|By Jay B Sauceda via here|
The polished, porcelain clerk behind the counter looked at her through her impossibly long eyelashes.
"May I help you?"
"The entire fall collection," she murmured.
Heaving her weather stained backpack up onto the glass counter, she rummaged around the interior until she found a thin, black card and placed it precisely on the counter.
"I'd like the entire fall collection. I'm not sure what I'm going to like so I'd like to just buy it all - to save time," she tapped out impatiently.
The clerk examined the card suspiciously and then snapped to attention. She didn't dare ask any further questions but snapped her fingers. Immediately, a miniature army of women surrounded the dust caked figure, taking measurements, scurrying to the backroom and returning with boxes upon boxes. Promptly, a black limousine slid up to the front of the store, further spattering the store windows with Texas dirt. An impeccably groomed chauffeur stepped out of the car and entered the store.

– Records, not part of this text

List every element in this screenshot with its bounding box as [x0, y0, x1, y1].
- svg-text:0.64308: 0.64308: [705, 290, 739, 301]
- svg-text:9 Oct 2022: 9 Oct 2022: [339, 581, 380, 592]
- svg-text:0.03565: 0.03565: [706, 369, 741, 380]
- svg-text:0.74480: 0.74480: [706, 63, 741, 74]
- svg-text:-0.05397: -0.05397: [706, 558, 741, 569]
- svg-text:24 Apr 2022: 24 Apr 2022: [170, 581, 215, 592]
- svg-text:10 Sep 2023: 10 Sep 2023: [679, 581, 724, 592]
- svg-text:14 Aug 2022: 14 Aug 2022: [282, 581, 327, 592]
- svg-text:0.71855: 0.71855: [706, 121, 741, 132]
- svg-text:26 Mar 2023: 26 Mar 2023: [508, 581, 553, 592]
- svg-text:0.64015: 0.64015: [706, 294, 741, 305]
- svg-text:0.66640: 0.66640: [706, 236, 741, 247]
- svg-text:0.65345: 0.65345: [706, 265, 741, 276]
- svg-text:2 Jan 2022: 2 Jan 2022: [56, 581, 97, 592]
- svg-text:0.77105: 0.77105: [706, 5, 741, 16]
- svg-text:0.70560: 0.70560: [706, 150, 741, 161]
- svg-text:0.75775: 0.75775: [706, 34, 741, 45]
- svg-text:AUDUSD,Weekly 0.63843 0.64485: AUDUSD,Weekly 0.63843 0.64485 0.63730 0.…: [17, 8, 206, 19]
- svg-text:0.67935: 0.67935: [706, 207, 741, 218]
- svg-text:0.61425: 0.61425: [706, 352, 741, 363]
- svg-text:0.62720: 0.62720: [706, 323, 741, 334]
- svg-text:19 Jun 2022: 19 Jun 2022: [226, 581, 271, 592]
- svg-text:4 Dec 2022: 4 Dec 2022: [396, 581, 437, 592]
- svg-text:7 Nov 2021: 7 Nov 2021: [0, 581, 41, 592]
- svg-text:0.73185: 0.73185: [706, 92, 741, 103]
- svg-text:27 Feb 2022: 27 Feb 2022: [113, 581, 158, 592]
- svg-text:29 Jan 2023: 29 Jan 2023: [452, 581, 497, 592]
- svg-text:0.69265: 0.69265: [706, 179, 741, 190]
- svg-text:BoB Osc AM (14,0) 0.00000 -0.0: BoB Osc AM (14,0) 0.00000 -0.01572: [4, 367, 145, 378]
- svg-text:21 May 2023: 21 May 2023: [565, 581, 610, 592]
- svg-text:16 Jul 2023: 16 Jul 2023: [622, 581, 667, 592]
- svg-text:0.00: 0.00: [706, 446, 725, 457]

"Robinson, right on time," she greeted him.
He nodded, "Yes miss," and immediately began loading up the flurry of boxes and bags. And then like a Texas tornado, they were gone.
At least that's how I like to imagine it. What in the world is a Prada store doing outside of a little town like Marfa, Texas? Well, a real Prada store it is not. This is actually an installation by Michael Elmgreen and Ingar Dragset (love his name), and the store is a sculpture. The NYTimes did a piece on it in 2005 that you can check out here. I still like to pretend that it's a little slice of Italian heaven for all of us big haired Texas women out there, who can't go ten miles without stopping and buying something.